进入创建的conda环境,复制上图的命令即可安装:
conda activate pytorch
conda install pytorch torchvision torchaudio cpuonly -c pytorch
创建完成后,可以下载pycharm作为IDE,并将刚在conda中创建的pytorch环境配置为pycharm工程环境。
直接上代码:
import torch
from torch import nn
class LeNet(nn.Module):
def __init__(self):
super(LeNet, self).__init__()
self.c1 = nn.Conv2d(in_channels=1, out_channels=6, kernel_size=5, padding=2)
self.Relu = nn.ReLU()
self.s2 = nn.AvgPool2d(kernel_size=2, stride=2)
self.c3 = nn.Conv2d(in_channels=6, out_channels=16, kernel_size=5)
self.s4 = nn.AvgPool2d(kernel_size=2, stride=2)
self.c5 = nn.Conv2d(in_channels=16, out_channels=120, kernel_size=5)

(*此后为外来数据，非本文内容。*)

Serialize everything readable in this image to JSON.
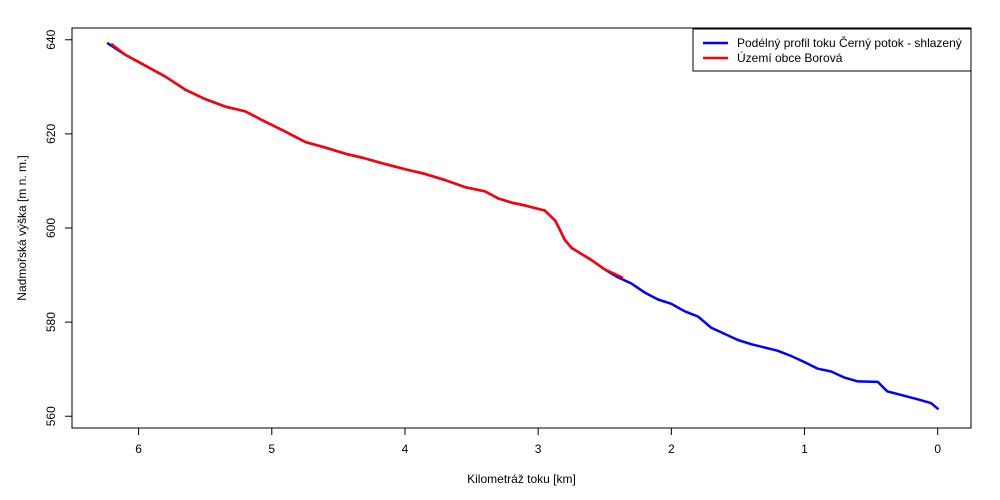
{
  "chart_data": {
    "type": "line",
    "title": "",
    "xlabel": "Kilometráž toku [km]",
    "ylabel": "Nadmořská výška [m n. m.]",
    "xlim": [
      6.5,
      -0.25
    ],
    "ylim": [
      557.5,
      642.5
    ],
    "x_reversed": true,
    "x_ticks": [
      6,
      5,
      4,
      3,
      2,
      1,
      0
    ],
    "y_ticks": [
      560,
      580,
      600,
      620,
      640
    ],
    "grid": false,
    "legend_position": "top-right",
    "series": [
      {
        "name": "Podélný profil toku Černý potok - shlazený",
        "color": "#0000ff",
        "x": [
          6.23,
          6.1,
          5.95,
          5.8,
          5.65,
          5.5,
          5.35,
          5.2,
          5.05,
          4.9,
          4.75,
          4.6,
          4.45,
          4.3,
          4.15,
          4.0,
          3.85,
          3.7,
          3.55,
          3.4,
          3.3,
          3.2,
          3.1,
          2.95,
          2.87,
          2.8,
          2.75,
          2.6,
          2.5,
          2.4,
          2.3,
          2.2,
          2.1,
          2.0,
          1.9,
          1.8,
          1.7,
          1.6,
          1.5,
          1.4,
          1.3,
          1.2,
          1.1,
          1.0,
          0.9,
          0.8,
          0.7,
          0.6,
          0.45,
          0.38,
          0.3,
          0.15,
          0.05,
          0.0
        ],
        "y": [
          639.2,
          636.8,
          634.5,
          632.2,
          629.4,
          627.4,
          625.8,
          624.8,
          622.6,
          620.5,
          618.3,
          617.1,
          615.8,
          614.8,
          613.6,
          612.5,
          611.5,
          610.2,
          608.7,
          607.8,
          606.3,
          605.4,
          604.8,
          603.7,
          601.5,
          597.5,
          595.8,
          593.2,
          591.2,
          589.5,
          588.2,
          586.3,
          584.8,
          583.9,
          582.3,
          581.2,
          578.8,
          577.5,
          576.2,
          575.3,
          574.6,
          573.9,
          572.8,
          571.5,
          570.1,
          569.5,
          568.2,
          567.4,
          567.3,
          565.3,
          564.7,
          563.6,
          562.8,
          561.6
        ]
      },
      {
        "name": "Území obce Borová",
        "color": "#ff0000",
        "x": [
          6.2,
          6.1,
          5.95,
          5.8,
          5.65,
          5.5,
          5.35,
          5.2,
          5.05,
          4.9,
          4.75,
          4.6,
          4.45,
          4.3,
          4.15,
          4.0,
          3.85,
          3.7,
          3.55,
          3.4,
          3.3,
          3.2,
          3.1,
          2.95,
          2.87,
          2.8,
          2.75,
          2.6,
          2.5,
          2.37
        ],
        "y": [
          639.0,
          636.8,
          634.5,
          632.2,
          629.4,
          627.4,
          625.8,
          624.8,
          622.6,
          620.5,
          618.3,
          617.1,
          615.8,
          614.8,
          613.6,
          612.5,
          611.5,
          610.2,
          608.7,
          607.8,
          606.3,
          605.4,
          604.8,
          603.7,
          601.5,
          597.5,
          595.8,
          593.2,
          591.2,
          589.5
        ]
      }
    ]
  }
}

self.flatten = nn.Flatten()
self.f6 = nn.Linear(120, 84)
self.output = nn.Linear(84, 10)
def forward(self, x):
x = self.Relu(self.c1(x))
x = self.s2(x)
x = self.Relu(self.c3(x))
x = self.s4(x)
x = self.c5(x)
x = self.flatten(x)
x = self.f6(x)
x = self.output(x)
return x
为了量化的方便,将LeNet原本的激活函数Sigmoid改为了Relu,经测试能够有效识别。
训练函数:
import torch
from torch import nn
from net import LeNet
from torch.optim import lr_scheduler
from torchvision import datasets, transforms
import os
import matplotlib.pyplot as plt
# 解决画图中文显示问题
plt.rcParams['font.sans-serif'] = ['SimHei']
plt.rcParams['axes.unicode_minus'] = False
# 数据转化为tensor格式
data_transform = transforms.Compose([transforms.ToTensor()])
# 加载训练数据集
train_dataset = datasets.MNIST(root='./data', train=True, transform=data_transform, download=True)

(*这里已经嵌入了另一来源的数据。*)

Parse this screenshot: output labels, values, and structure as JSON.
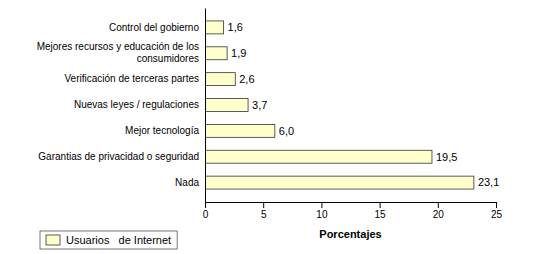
{
  "chart_data": {
    "type": "bar",
    "orientation": "horizontal",
    "categories": [
      "Nada",
      "Garantias de privacidad o seguridad",
      "Mejor tecnología",
      "Nuevas leyes / regulaciones",
      "Verificación de terceras partes",
      "Mejores recursos y educación de los\nconsumidores",
      "Control del gobierno"
    ],
    "series": [
      {
        "name": "Usuarios   de Internet",
        "color": "#FFFFCC",
        "values": [
          23.1,
          19.5,
          6.0,
          3.7,
          2.6,
          1.9,
          1.6
        ],
        "value_labels": [
          "23,1",
          "19,5",
          "6,0",
          "3,7",
          "2,6",
          "1,9",
          "1,6"
        ]
      }
    ],
    "xlabel": "Porcentajes",
    "xlim": [
      0,
      25
    ],
    "xticks": [
      0,
      5,
      10,
      15,
      20,
      25
    ],
    "data_labels": true,
    "legend": "bottom",
    "grid": false
  }
}
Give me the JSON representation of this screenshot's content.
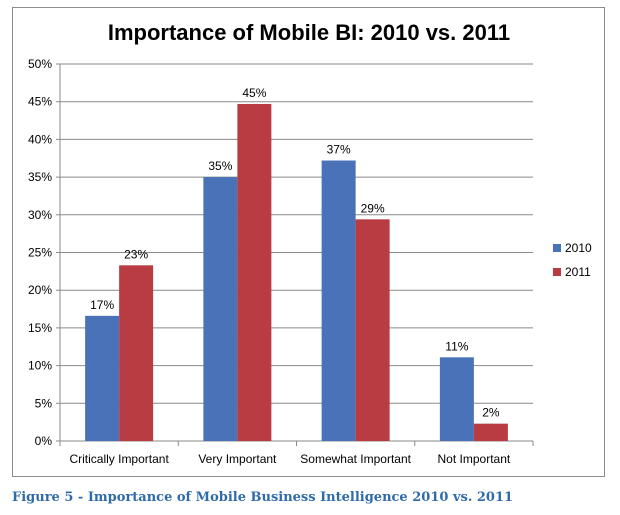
{
  "caption": "Figure 5 - Importance of Mobile Business Intelligence 2010 vs. 2011",
  "chart_data": {
    "type": "bar",
    "title": "Importance of Mobile BI: 2010 vs. 2011",
    "xlabel": "",
    "ylabel": "",
    "categories": [
      "Critically Important",
      "Very Important",
      "Somewhat Important",
      "Not Important"
    ],
    "series": [
      {
        "name": "2010",
        "color": "#4a72b8",
        "values": [
          16.6,
          35,
          37.2,
          11.1
        ],
        "labels": [
          "17%",
          "35%",
          "37%",
          "11%"
        ]
      },
      {
        "name": "2011",
        "color": "#b83c42",
        "values": [
          23.3,
          44.7,
          29.4,
          2.3
        ],
        "labels": [
          "23%",
          "45%",
          "29%",
          "2%"
        ]
      }
    ],
    "ylim": [
      0,
      50
    ],
    "yticks": [
      0,
      5,
      10,
      15,
      20,
      25,
      30,
      35,
      40,
      45,
      50
    ],
    "ytick_labels": [
      "0%",
      "5%",
      "10%",
      "15%",
      "20%",
      "25%",
      "30%",
      "35%",
      "40%",
      "45%",
      "50%"
    ],
    "grid": true,
    "legend_position": "right"
  }
}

train_dataloader = torch.utils.data.DataLoader(dataset=train_dataset, batch_size=32, shuffle=True)
# 加载测试数据集
test_dataset = datasets.MNIST(root='./data', train=False, transform=data_transform, download=True)
test_dataloader = torch.utils.data.DataLoader(dataset=test_dataset, batch_size=1000, shuffle=True)

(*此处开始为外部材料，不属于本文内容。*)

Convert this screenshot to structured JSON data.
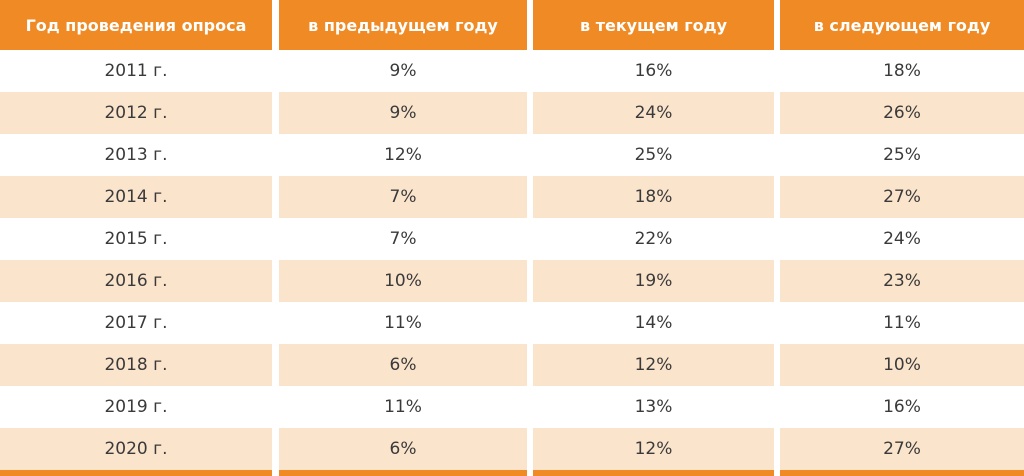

device = "cuda" if torch.cuda.is_available() else "cpu"
# 调用net定义的模型
model = LeNet().to(device)
# 定义损失函数(交叉熵)
loss_fn = nn.CrossEntropyLoss()
# 定义一个优化器
optimizer = torch.optim.SGD(model.parameters(), lr=1e-3, momentum=0.9)
# 学习率每隔10轮,变为原来的0.5
lr_scheduler = lr_scheduler.StepLR(optimizer, step_size=10, gamma=0.5)
# 定义画图函数
def matplot_loss(train_loss, val_loss):
plt.plot(train_loss, label='train_loss')
plt.plot(val_loss, label='val_loss')
plt.legend(loc='best')
plt.ylabel('loss')
plt.xlabel('epoch')
plt.title("训练集和验证集loss值对比图")
plt.show()
def matplot_acc(train_acc, val_acc):
plt.plot(train_acc, label='train_acc')
plt.plot(val_acc, label='val_acc')
plt.legend(loc='best')
plt.ylabel('acc')
plt.xlabel('epoch')
plt.title("训练集和验证集acc值对比图")
plt.show()
# 定义训练函数
def train(dataloader, model, loss_fn, optimizer):
model.train()
loss, current, n = 0.0, 0.0, 0
for batch, (X, y) in enumerate(dataloader):
# 前向传播
X, y = X.to(device), y.to(device)
output = model(X)
cur_loss = loss_fn(output, y)
_, pred = torch.max(output, axis=1)
cur_acc = torch.sum(y == pred)/output.shape[0]
optimizer.zero_grad()
cur_loss.backward()
optimizer.step()
loss += cur_loss.item()
current += cur_acc.item()
n = n + 1
train_loss = loss / n
train_acc = current / n
print("train_loss" + str(train_loss))
print("train_acc" + str(train_acc))
return train_loss, train_acc
def val(dataloader, model, loss_fn):
model.eval()
loss, current, n = 0.0, 0.0, 0
with torch.no_grad():
for X, y in dataloader:
# 前向传播
X, y = X.to(device), y.to(device)
output = model(X)
cur_loss = loss_fn(output, y)
_, pred = torch.max(output, axis=1)
cur_acc = torch.sum(y == pred) / output.shape[0]
loss += cur_loss.item()
current += cur_acc.item()
n = n + 1
val_loss = loss / n
val_acc = current / n
print("val_loss" + str(val_loss))
print("val_acc" + str(val_acc))
return val_loss, val_acc
# 开始训练
epoch = 50
min_acc = 0
loss_train = []
acc_train = []
loss_val = []
acc_val = []
for t in range(epoch):
print(f'epoch{t+1}\n------------------')
train_loss, train_acc = train(train_dataloader, model, loss_fn, optimizer)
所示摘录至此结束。